Der letzte größere Abschnitt ist der speziellen Thematik der empirischen Forschungen in Kriegsgefangenenlagern und damit der Konstruktion von Feindbildern gewidmet. Margit Berner gibt in ihrem Beitrag einen Überblick über anthropologische Forschungen in Österreich-Ungarn zwischen 1871 und 1918. Wie stark sich physische Anthropologie und kulturanthropologische Fragestellungen gegenseitig durchdrangen, macht Margaret Olin in ihrer Untersuchung über Bildarchive von Juden bzw. von Fremdheit deutlich, die während des Krieges in deutschen Kriegsgefangenenlagern entstanden. Der große empirische Impuls, den die ethnologischen Disziplinen während des Ersten Weltkrieges erhielten, zeigt sich auch in der Modernisierung des methodischen und dokumentarischen Instrumentariums. Monique Scheer beschäftigt sich mit phonographischen Aufnahmen, die in deutschen und österreichischen Gefangenenlagern gemacht wurden. Aber die Gefangenenlager dienten auch als „Reservoir“ für rassekundliche Untersuchungen, die, wie Britta Lange zeigt, wiederum die Verfeinerung anthropologischer Messdaten vorantrieben. Auch der Film erhielt in der empirischen Forschung in diesem besonderen Feld eine erste große Bedeutung. Wolfgang Fuhrmann zeigt, wie das Genre des ethnographischen Films ästhetisch Form gewann und somit auch die Bedeutung des relativ jungen Mediums Film durch den Krieg erkannt wurde.

In einem abschließenden Resümee führt André Gingrich die einzelnen Fäden wieder zusammen, ordnet die Ergebnisse in eine fachwissenschaftliche Entwicklung der Disziplinen Volks- und Völkerkunde ein und reflektiert sie in Bezug auf die weitere Ausdifferenzierung der Disziplinen in der Weimarer Republik.
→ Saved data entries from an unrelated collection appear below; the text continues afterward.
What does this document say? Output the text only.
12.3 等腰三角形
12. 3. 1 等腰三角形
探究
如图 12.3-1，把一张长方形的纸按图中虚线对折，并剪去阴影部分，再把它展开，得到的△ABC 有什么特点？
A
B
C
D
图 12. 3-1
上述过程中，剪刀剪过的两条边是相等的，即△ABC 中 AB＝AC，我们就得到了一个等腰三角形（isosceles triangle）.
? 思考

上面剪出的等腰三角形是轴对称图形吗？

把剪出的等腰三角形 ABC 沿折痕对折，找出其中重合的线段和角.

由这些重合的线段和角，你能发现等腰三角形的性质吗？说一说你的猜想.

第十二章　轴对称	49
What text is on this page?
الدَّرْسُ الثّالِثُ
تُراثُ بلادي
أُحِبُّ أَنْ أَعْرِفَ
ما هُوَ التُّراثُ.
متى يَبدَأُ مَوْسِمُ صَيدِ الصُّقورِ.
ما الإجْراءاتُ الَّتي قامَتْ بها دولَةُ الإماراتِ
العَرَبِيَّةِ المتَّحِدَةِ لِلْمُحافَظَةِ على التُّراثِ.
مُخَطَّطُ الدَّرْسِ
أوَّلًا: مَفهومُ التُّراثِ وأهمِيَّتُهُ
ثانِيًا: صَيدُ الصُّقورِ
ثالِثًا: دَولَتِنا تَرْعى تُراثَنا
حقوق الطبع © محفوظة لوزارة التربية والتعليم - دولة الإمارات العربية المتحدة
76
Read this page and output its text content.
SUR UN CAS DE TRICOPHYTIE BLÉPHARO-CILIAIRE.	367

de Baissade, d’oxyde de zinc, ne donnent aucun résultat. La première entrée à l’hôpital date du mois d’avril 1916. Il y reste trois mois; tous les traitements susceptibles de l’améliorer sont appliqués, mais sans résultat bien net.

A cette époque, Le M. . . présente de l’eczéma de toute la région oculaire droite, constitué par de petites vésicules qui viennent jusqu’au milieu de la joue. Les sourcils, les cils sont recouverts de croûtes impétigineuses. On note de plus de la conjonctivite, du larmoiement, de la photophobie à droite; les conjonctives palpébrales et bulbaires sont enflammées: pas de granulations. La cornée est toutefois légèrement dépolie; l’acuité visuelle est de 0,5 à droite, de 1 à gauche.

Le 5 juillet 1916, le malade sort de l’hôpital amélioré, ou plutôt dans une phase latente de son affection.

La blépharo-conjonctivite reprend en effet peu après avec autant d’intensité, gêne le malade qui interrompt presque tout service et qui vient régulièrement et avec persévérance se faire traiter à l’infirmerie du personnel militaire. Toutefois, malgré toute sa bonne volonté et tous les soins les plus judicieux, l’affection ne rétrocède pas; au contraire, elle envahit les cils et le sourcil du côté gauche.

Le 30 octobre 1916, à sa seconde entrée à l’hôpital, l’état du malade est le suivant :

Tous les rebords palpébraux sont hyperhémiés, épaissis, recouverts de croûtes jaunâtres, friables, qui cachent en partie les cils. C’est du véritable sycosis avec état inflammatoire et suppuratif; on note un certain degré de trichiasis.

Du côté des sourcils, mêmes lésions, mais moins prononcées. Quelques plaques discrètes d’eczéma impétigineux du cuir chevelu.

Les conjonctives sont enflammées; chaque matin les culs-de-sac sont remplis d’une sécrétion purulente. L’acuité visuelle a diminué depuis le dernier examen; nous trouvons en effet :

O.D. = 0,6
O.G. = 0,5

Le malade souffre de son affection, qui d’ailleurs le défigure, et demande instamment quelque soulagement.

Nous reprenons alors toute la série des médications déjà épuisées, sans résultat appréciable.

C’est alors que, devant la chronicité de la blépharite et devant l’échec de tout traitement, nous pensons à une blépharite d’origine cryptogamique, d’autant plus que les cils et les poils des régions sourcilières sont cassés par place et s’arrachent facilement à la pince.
Der thematisch konzentrierte, aber räumlich weit ausgreifende Sammelband vermittelt einen anschaulichen und differenzierten Überblick über die Bedeutung, die der Erste Weltkrieg für die Herausbildung der Disziplinen Volks-/Völkerkunde (Anthropology) hatte. Gerade der österreichisch-ungarische Raum erweist sich dabei als wissenschaftsgeschichtlicher Kristallisationspunkt, weil hier nicht nur die Bandbreite von Ansätzen und Deutungsmustern sichtbar wird, sondern auch das hohe Maß an Vernetzung zwischen den noch wenig ausdifferenzierten Disziplinen.